Casey heran, kenapa orang-orang seperti mereka bisa masuk ke kampus ini.
"Ah ... aku tidak janji, malam ini aku ada urusan," sahut Liana.
"Aku juga, ada pertandingan basket jalanan ...," timpal Tier seraya mengusap tengkuknya. Casey hanya bisa tersenyum dengan alasan mereka. Apalagi Tier, memangnya basket jalanan lebih penting dari tugasnya apa? Namun, Casey tidak bisa protes. Hal ini sudah biasa untuknya, ia akan lebih lelah beradu mulut dengan mereka dibandingkan merevisi tugas yang dikirim.
"Baiklah, tidak apa-apa."
Tier dan Liana pamit entah ke mana dan kini hanya tinggal mereka berdua. Casey beralih menatap Erica.
"Erica, kau akan membantuku, kan? Aku tidak mungkin mengerjakan ini sendirian," mohon Casey dengan tatapan yang dibuat menjadi sendu.
"Tentu saja! Malam ini akan kukerjakan," ujar Erica, tersenyum paksa.
"Sungguh? Aku jadi kepikiran apa yang dikatakan Tier itu benar, apa aku benar-benar keras padamu?"
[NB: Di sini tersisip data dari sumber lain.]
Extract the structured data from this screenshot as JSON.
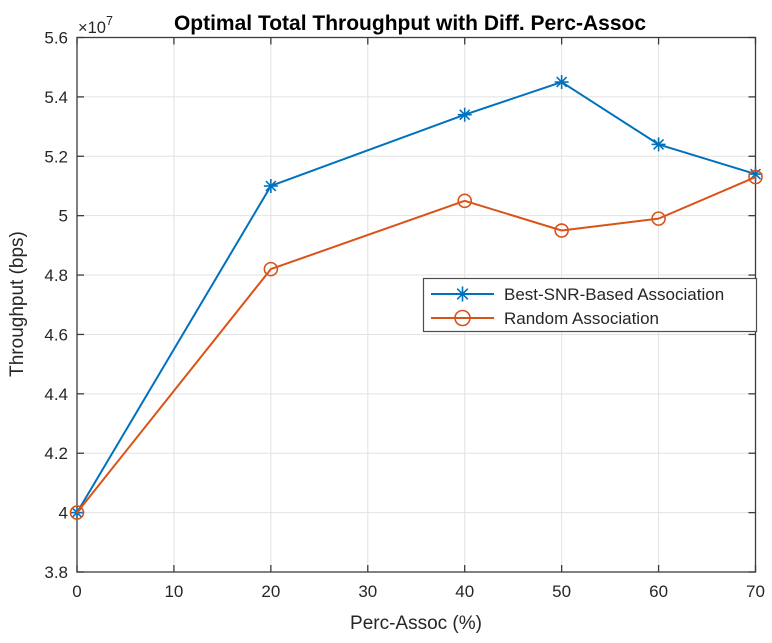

Erica menggeleng cepat lalu memeluk Casey. "Sama sekali tidak! Aku yang minta maaf karena telah merepotkan kalian."
Seulas senyum miring terpatri di wajah Casey, ia mengelus punggung gadis cantik itu dengan lembut. "Tidak apa-apa, Erica. Aku mengerti kondisimu."
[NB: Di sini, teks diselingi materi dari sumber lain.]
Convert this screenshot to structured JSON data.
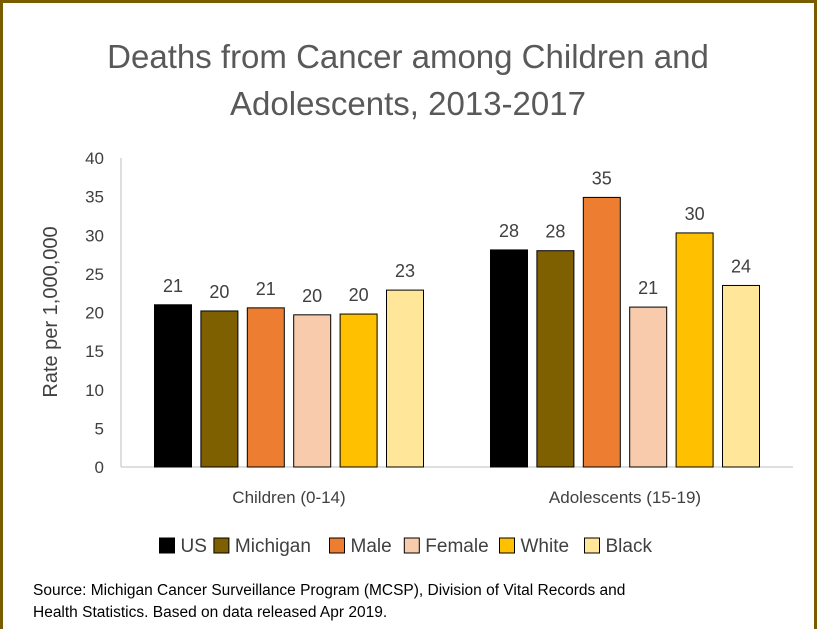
{
  "chart_data": {
    "type": "bar",
    "title_lines": [
      "Deaths from Cancer among Children and",
      "Adolescents, 2013-2017"
    ],
    "ylabel": "Rate per 1,000,000",
    "xlabel": "",
    "ylim": [
      0,
      40
    ],
    "yticks": [
      "0",
      "5",
      "10",
      "15",
      "20",
      "25",
      "30",
      "35",
      "40"
    ],
    "categories": [
      "Children (0-14)",
      "Adolescents (15-19)"
    ],
    "series": [
      {
        "name": "US",
        "color": "#000000",
        "values": [
          21.0,
          28.1
        ],
        "labels": [
          "21",
          "28"
        ]
      },
      {
        "name": "Michigan",
        "color": "#7f6000",
        "values": [
          20.2,
          28.0
        ],
        "labels": [
          "20",
          "28"
        ]
      },
      {
        "name": "Male",
        "color": "#ed7d31",
        "values": [
          20.6,
          34.9
        ],
        "labels": [
          "21",
          "35"
        ]
      },
      {
        "name": "Female",
        "color": "#f8cbad",
        "values": [
          19.7,
          20.7
        ],
        "labels": [
          "20",
          "21"
        ]
      },
      {
        "name": "White",
        "color": "#ffc000",
        "values": [
          19.8,
          30.3
        ],
        "labels": [
          "20",
          "30"
        ]
      },
      {
        "name": "Black",
        "color": "#ffe699",
        "values": [
          22.9,
          23.5
        ],
        "labels": [
          "23",
          "24"
        ]
      }
    ],
    "legend_position": "bottom",
    "grid": false
  },
  "source_lines": [
    "Source: Michigan Cancer Surveillance Program (MCSP), Division of Vital Records and",
    "Health Statistics. Based on data released Apr 2019."
  ]
}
Sedangkan Erica, raut wajahnya sedikit menyeramkan karena menahan emosi. Ia mengepalkan tangannya dengan kuat. Rencana yang ia lakukan tidak berjalan lancar. Casey sudah tak membiarkan dirinya bersikap seenaknya seperti hari-hari sebelumnya. Bahkan sikap Casey seperti menginjak harga dirinya saat ini.
Setelah pelukan ini lepas mereka berdua akan kembali memasang wajah palsu. Sama-sama merancang berbagai rencana untuk bisa menjatuhkan satu sama lain.
Erica melepaskan pelukan tersebut lebih dulu. "Oh, tidak! Nanti kau tertular dariku!" seru Erica seraya menutup mulutnya.
Casey hanya meresponnya dengan terkekeh pelan.
***
Eric baru saja keluar dari ruangan dosen untuk mengingatkan kelas yang sebentar lagi akan dimulai karena pria itu dari tahun pertama kuliah selalu menjadi penanggung jawab kelas. Kehidupannya di kampus selalu sibuk, selalu mencoba aktif ke mana pun selama itu hal yang positif. Ia tidak mau kalah hebatnya seperti kedua kakaknya mau pun adiknya. Mengingat Luke sebagai kakak pertama adalah aktor terkenal, seluruh film yang diperankan olehnya selalu meraih rating tinggi dan mendapatkan banyak penghargaan. Lalu Noel, CEO di bidang perhotelan dengan sikapnya yang tenang dan berwibawa, apa pun yang diberikan kepada Noel selalu mencapai hasil yang sempurna. Dan terakhir, adiknya Gabriel. Walaupun Gabriel terlihat manja dan kekanakan, tetapi ia bisa bersekolah diselingi menjadi model sebuah majalah fashion, produk dan sebagainya, pekerjaan pertamanya pun langsung membuat Gabriel terkenal dalam sekejap.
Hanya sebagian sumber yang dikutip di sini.